In realtà, il giudice a quo si é limitato ad elencare una serie indistinta di disposizioni, senza argomentazioni di sorta attinenti al loro contenuto in relazione al principio che se ne sarebbe inteso ricavare. In particolare, é stata impugnata l'intera "normativa di cui al capo IV del titolo II", tutto il procedimento di spesa cioè (dall'art.49 al 72 e successive modificazioni) contenuto nel regio decreto 18 novembre 1923, n. 2440 (Amministrazione del patrimonio e contabilità dello Stato); nonché gli articoli 87, 295, 296, 324, 325 del regio decreto 3 marzo 1934, n. 383 e successive modificazioni (testo unico della legge comunale e provinciale) relativi alle procedure contrattuali e di gestione delle spese negli enti locali.

Inoltre, viene contestualmente riportata la normazione regolamentare rispettiva e cioè il "capo I del titolo VII del regio decreto 23 maggio 1924, n. 827, specie all'art. 270" nonché "gli articoli 204 e seguenti" del regio decreto 12 febbraio 1911, n. 297.

2. - É evidente l'intento del Tribunale di ritenere enucleabile sic et simpliciter dal complesso delle disposizioni di cui innanzi una norma-principio su di cui potersi esercitare, indi, il sindacato di questa Corte.

Così posta la questione é inammissibile.

Sono senz'altro insuscettibili d'esame, infatti, le disposizioni regolamentari (in punto specifico, la sentenza n. 83 del 1967 per il regolamento della legge comunale e provinciale e la sentenza n. 71 del 1981 per quello di contabilità dello Stato).

Quanto ai contenuti delle disposizioni con forza di legge, la mera e genericamente diffusa impugnazione cui si é fatto or ora cenno non consente di desumere, in alcun modo, il convincimento del remittente e meno che meno - in base a questo - il principio normativo su cui appuntare esame ed eventualmente censura.

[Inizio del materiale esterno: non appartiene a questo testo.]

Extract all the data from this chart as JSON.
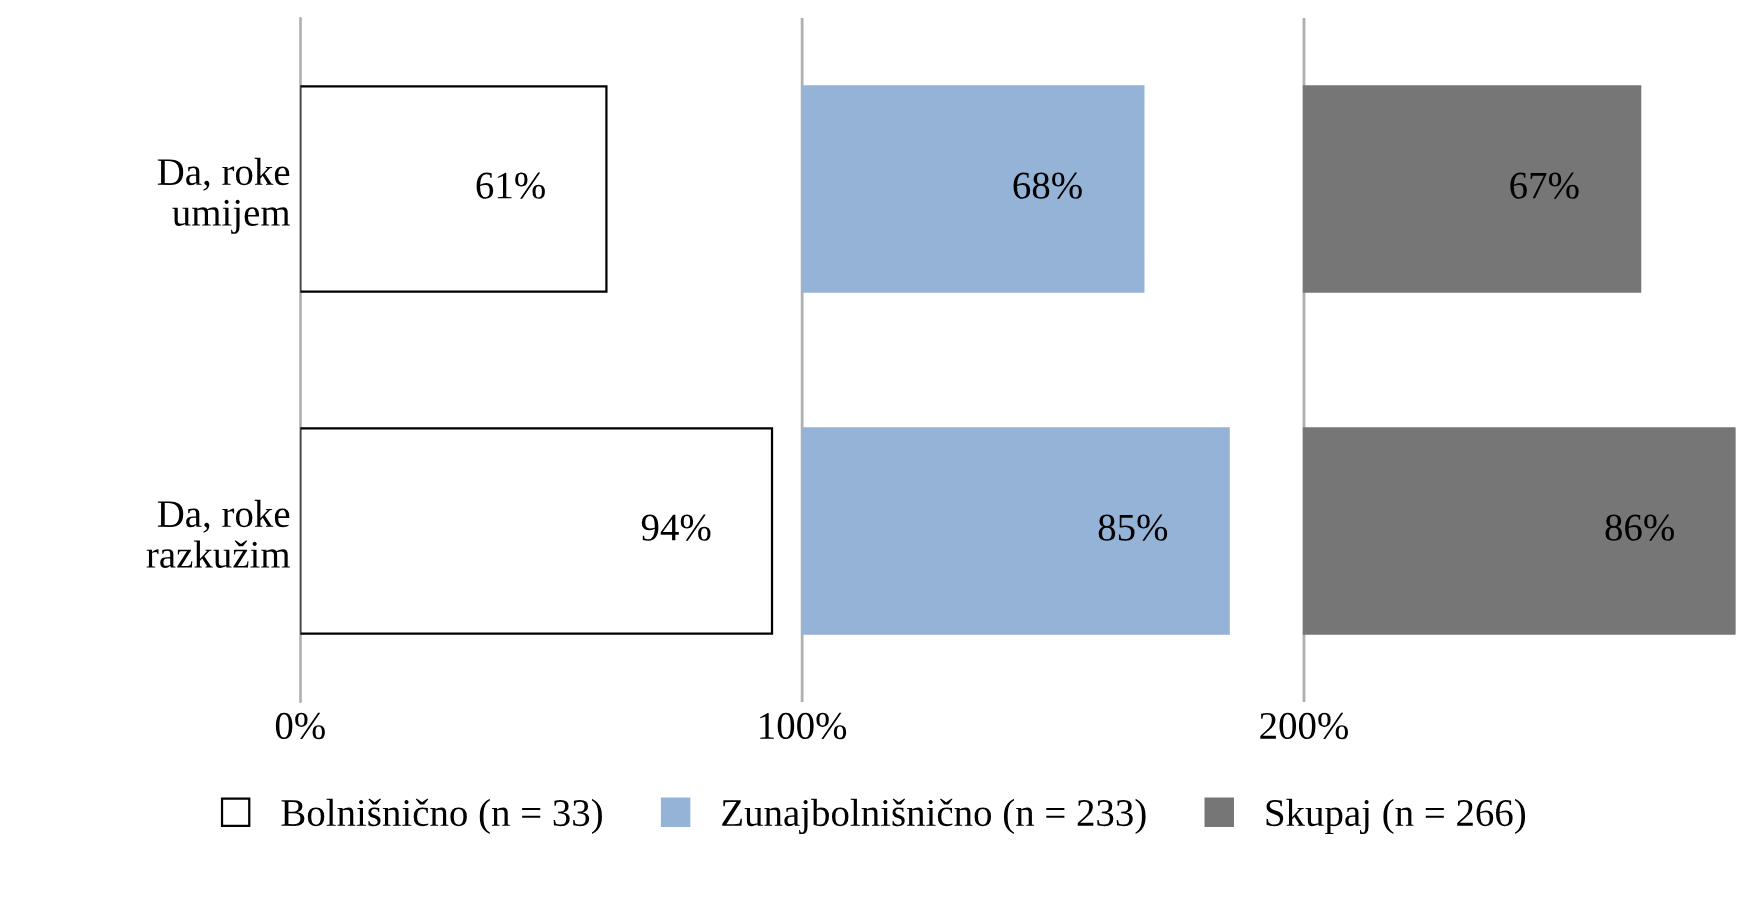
{
  "chart_data": {
    "type": "bar",
    "orientation": "horizontal",
    "categories": [
      "Da, roke\numijem",
      "Da, roke\nrazkužim"
    ],
    "series": [
      {
        "name": "Bolnišnično (n = 33)",
        "color": "#ffffff",
        "base": [
          0,
          0
        ],
        "values": [
          61,
          94
        ],
        "value_labels": [
          "61%",
          "94%"
        ]
      },
      {
        "name": "Zunajbolnišnično (n = 233)",
        "color": "#95b3d7",
        "base": [
          100,
          100
        ],
        "values": [
          68,
          85
        ],
        "value_labels": [
          "68%",
          "85%"
        ]
      },
      {
        "name": "Skupaj (n = 266)",
        "color": "#767676",
        "base": [
          200,
          200
        ],
        "values": [
          67,
          86
        ],
        "value_labels": [
          "67%",
          "86%"
        ]
      }
    ],
    "xlim": [
      0,
      286
    ],
    "xticks": [
      {
        "value": 0,
        "label": "0%"
      },
      {
        "value": 100,
        "label": "100%"
      },
      {
        "value": 200,
        "label": "200%"
      }
    ],
    "grid": "x",
    "legend": "bottom"
  }
}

Invero, come chiaramente risulta, siffatti contenuti altro non costituiscono che il compendio normativo dei procedimenti (di spesa) della Pubblica Amministrazione; talché neppure può rilevare, in alcun senso, che - in tempi successivi all'ordinanza - siano intervenute talune riforme strutturali per l'ammodernamento di questi procedimenti (legge 5 agosto 1978, n. 468), con l'abrogazione espressa - tra l'altro - dell'art.49 regio decreto n. 2440/1923, con cui si dà inizio alla seriazione sospettata di illegittimità costituzionale.

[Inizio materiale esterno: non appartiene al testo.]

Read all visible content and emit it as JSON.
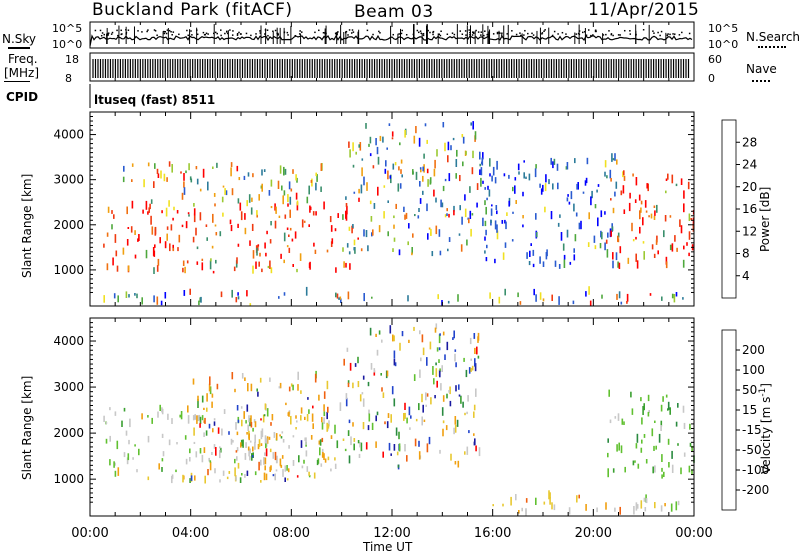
{
  "header": {
    "title": "Buckland Park (fitACF)",
    "beam": "Beam 03",
    "date": "11/Apr/2015"
  },
  "panels": {
    "nsky": {
      "label": "N.Sky",
      "tick_hi": "10^5",
      "tick_lo": "10^0"
    },
    "freq": {
      "label_line1": "Freq.",
      "label_line2": "[MHz]",
      "tick_hi": "18",
      "tick_lo": "8"
    },
    "nsearch": {
      "label": "N.Search",
      "tick_hi": "10^5",
      "tick_lo": "10^0"
    },
    "nave": {
      "label": "Nave",
      "tick_hi": "60",
      "tick_lo": "0"
    },
    "cpid": {
      "label": "CPID",
      "value": "ltuseq (fast) 8511"
    }
  },
  "chart_data": [
    {
      "type": "heatmap",
      "name": "power",
      "ylabel": "Slant Range [km]",
      "xlabel": "",
      "x_ticks": [
        "00:00",
        "04:00",
        "08:00",
        "12:00",
        "16:00",
        "20:00",
        "00:00"
      ],
      "y_ticks": [
        1000,
        2000,
        3000,
        4000
      ],
      "ylim": [
        200,
        4500
      ],
      "colorbar": {
        "label": "Power [dB]",
        "ticks": [
          "4",
          "8",
          "12",
          "16",
          "20",
          "24",
          "28"
        ],
        "colors": [
          "#0000ff",
          "#2a5bd0",
          "#2c7b9a",
          "#3a8f6c",
          "#4ea83c",
          "#9bc932",
          "#f0e020",
          "#f0a010",
          "#f07010",
          "#f03a10",
          "#ff0000"
        ]
      },
      "regions": [
        {
          "t0": 0.5,
          "t1": 10.5,
          "r0": 900,
          "r1": 2400,
          "level": "high"
        },
        {
          "t0": 1.0,
          "t1": 9.5,
          "r0": 2400,
          "r1": 3300,
          "level": "mid"
        },
        {
          "t0": 10.0,
          "t1": 15.5,
          "r0": 1300,
          "r1": 4200,
          "level": "mixed"
        },
        {
          "t0": 15.5,
          "t1": 21.0,
          "r0": 1000,
          "r1": 3500,
          "level": "low"
        },
        {
          "t0": 20.5,
          "t1": 24.0,
          "r0": 1000,
          "r1": 3100,
          "level": "high"
        },
        {
          "t0": 0.0,
          "t1": 24.0,
          "r0": 200,
          "r1": 450,
          "level": "mixed"
        }
      ]
    },
    {
      "type": "heatmap",
      "name": "velocity",
      "ylabel": "Slant Range [km]",
      "xlabel": "Time UT",
      "x_ticks": [
        "00:00",
        "04:00",
        "08:00",
        "12:00",
        "16:00",
        "20:00",
        "00:00"
      ],
      "y_ticks": [
        1000,
        2000,
        3000,
        4000
      ],
      "ylim": [
        200,
        4500
      ],
      "colorbar": {
        "label": "Velocity [m s^-1]",
        "ticks": [
          "200",
          "100",
          "50",
          "15",
          "-15",
          "-50",
          "-100",
          "-200"
        ],
        "colors": [
          "#1a1aa0",
          "#2244cc",
          "#2a8a40",
          "#3aa030",
          "#60c030",
          "#c8c8c8",
          "#e8c830",
          "#f0a010",
          "#f06010",
          "#ff0000"
        ]
      },
      "regions": [
        {
          "t0": 0.5,
          "t1": 10.0,
          "r0": 900,
          "r1": 2500,
          "level": "grey-green"
        },
        {
          "t0": 4.0,
          "t1": 9.5,
          "r0": 900,
          "r1": 3200,
          "level": "orange"
        },
        {
          "t0": 10.0,
          "t1": 15.5,
          "r0": 1200,
          "r1": 4300,
          "level": "mixed"
        },
        {
          "t0": 15.5,
          "t1": 24.0,
          "r0": 200,
          "r1": 600,
          "level": "orange-grey"
        },
        {
          "t0": 20.5,
          "t1": 24.0,
          "r0": 1000,
          "r1": 2800,
          "level": "green"
        }
      ]
    }
  ]
}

Tutto ciò prescindendo dalla ulteriore considerazione che il Collegio remittente - come rileva l'Avvocatura dello Stato nei confronti dell'astratta, palmare genericità dell'ordinanza - non fornisce il benché minimo elemento circa la specie di interessi in contestazione, onde poterne in apice radicare la rilevanza concreta.

PER QUESTI MOTIVI

LA CORTE COSTITUZIONALE

dichiara inammissibile la questione di legittimità costituzionale del capo I del titolo VII, ivi compreso l'art. 270, del regio decreto 23 maggio 1924 n. 827 (Regolamento per l'esecuzione della legge sulla contabilità generale dello Stato); degli articoli 204 e segg. del regio decreto 12 febbraio 1911 n. 297 (Regolamento per l'esecuzione della legge comunale e provinciale); nonché del capo IV del titolo II del regio decreto 18 novembre 1923 n. 2440 e successive modificazioni (Amministrazione del patrimonio e contabilità generale dello Stato); degli articoli 87, 295, 296, 324, 325 del regio decreto 3 marzo 1934 n. 383 e successive modificazioni (Testo unico della legge comunale e provinciale), sollevata dal Tribunale di Torino con l'ordinanza in epigrafe, in riferimento agli articoli 3, 28 e 97, 23 e 53 Cost.

Così deciso in Roma, in camera di consiglio, nella sede della Corte costituzionale, Palazzo della Consulta, il 26 febbraio 1987.

 

Il Presidente: LA PERGOLA

Il Redattore: BORZELLINO

Depositata in cancelleria il 5 marzo 1987.